There is a special icon here. It was found by a soldier returning to his village who had a dream and he was told to search in a particular field and he found an icon. The villagers in his own village erected a chapel to house the relic. There was a massive storm and the chapel burned to the ground.The next day a farmer found the icon in his field so it must have been a miracle for the icon to have fled from the fire. A new and larger church was built in the 1760's which is the building seen today.
A replica of the icon...the original is in the Petrozavodsk Museum.
The local village museum.
Our guide, Igor, one of just five people who live in the village all the year round with his family tree which dates back to the eighteenth century
Replicas of the original wooden amusements built for the children of the village.
Then it was time for a master class in the making of traditional Karelian pies and the fire had been lit...
...and a picture of me writing my diary as we waited for Nadia our host to come and start the class.

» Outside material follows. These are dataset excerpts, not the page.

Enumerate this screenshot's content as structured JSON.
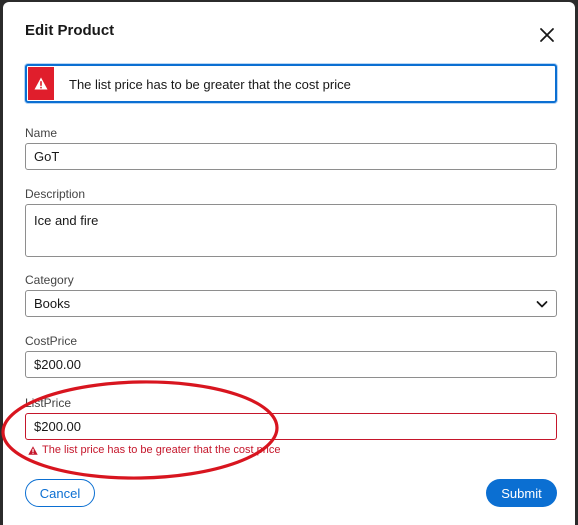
{
  "dialog": {
    "title": "Edit Product"
  },
  "alert": {
    "message": "The list price has to be greater that the cost price",
    "color": "#e01e2c"
  },
  "form": {
    "name": {
      "label": "Name",
      "value": "GoT"
    },
    "description": {
      "label": "Description",
      "value": "Ice and fire"
    },
    "category": {
      "label": "Category",
      "value": "Books"
    },
    "cost_price": {
      "label": "CostPrice",
      "value": "$200.00"
    },
    "list_price": {
      "label": "ListPrice",
      "value": "$200.00",
      "error": "The list price has to be greater that the cost price"
    }
  },
  "buttons": {
    "cancel": "Cancel",
    "submit": "Submit"
  },
  "colors": {
    "accent": "#0b6fd2",
    "error": "#c5162b",
    "annotation": "#d8151f"
  },
  "icons": {
    "close": "close-icon",
    "alert": "warning-icon",
    "select": "chevron-down-icon"
  }
}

Me with my apron on kneading the dough.
Nadia and me kneading dough.
and more kneading...
And then it was lunch of soup and pies.
Then it was a long drive back to the city for a tour of the city starting with the museum. The cast iron rails of the first railway in Russia cast in 1788 used to move heavy items around the iron works that were established here.
The factory also made cannot and shells and eventually metal consumer items until it was transferred out of the centre of the city and now it makes parts for atomic reactors.
Some more photos of the railway tracks.
One of the massive shells that were made here with my guide Tolina to show how big the shells were.
Some of the cannons that were cast here.
The Wedding House on the shores of Lake Omega.
A small pavilion over looking the lake and along its shore...are a number of avant grade sculptures donated to the city from its twinned cities throughout the world such as this lady from La Rochelle.
Or sixty one columns which have no meaning.
Another view of the Fishermen and appropriately a fisherman fishing underneath it.
The largest open air gym that I have ever seen donated by a local businessman to promote his business of selling gym equipment which sells throughout the world.
And of course a statue of Lenin.
The Opera House.
The Museum.
And the flame of the unknown soldier, and then it was tie to catch the overnight train to St Petersburg.